At 5 foot 6 inches tall and weighing about 250 pounds, Lawson is beefy. His nickname "meatball," which Lawson responds to more readily than his real name, comes from his days boxing with the Bangor Police Athletic League. His meaty arm muscles were described as being like meatballs.

This muscular build may have cushioned some of the impact as he struck the cliff, and Gerrish is convinced that his internal injuries are largely due to the impact when he landed.

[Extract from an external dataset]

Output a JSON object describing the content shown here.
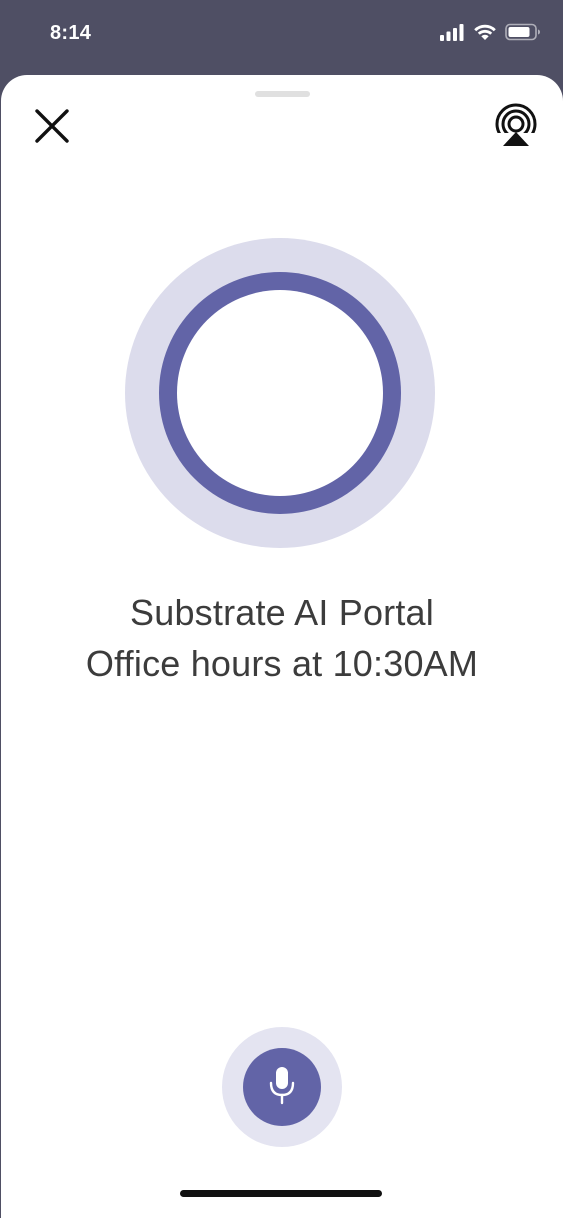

She also said that her son is strong-willed and adaptable. When he was younger, he played football in the Orono school system. One year he played fullback and tight end, showing a range of abilities that earned him the Player of the Year Award.

With all that her son has been through and will undergo, Gerrish is grateful for the little things, the small signs of progress.

Lawson tried to write something Monday, and although it resulted in little more than illegible scratching, he was trying.

"It wasn't anything we could read, but he was writing," she said.

Since Lawson was injured, his mother and grandmother, Judy Cirone of Bangor, have been by his side or in the waiting area almost around the clock.

"They've been trying to get me to go home for several days," Gerrish said with a brief sigh. She's tired but determined to be there.

She needs to be there, she said, even when many others have showed up to visit. One day recently, 35 of her son's friends came to visit him.

Gerrish takes those visits as a time to remind them how seemingly innocent ideas, like a night walk up a steep cliff path, can go awry, and she hopes her son's condition is a cautionary tale.

"I want you all to know when you come in here what can happen in a spur-of-the-moment accident," Gerrish said she tells her son's friends.

Gerrish also said she doesn't want any other parent to have to go through this and wonders if there are things that can be done to prevent this from happening again.

"If I could stand down there with a great big sign saying 'never come here again,' I would," she said.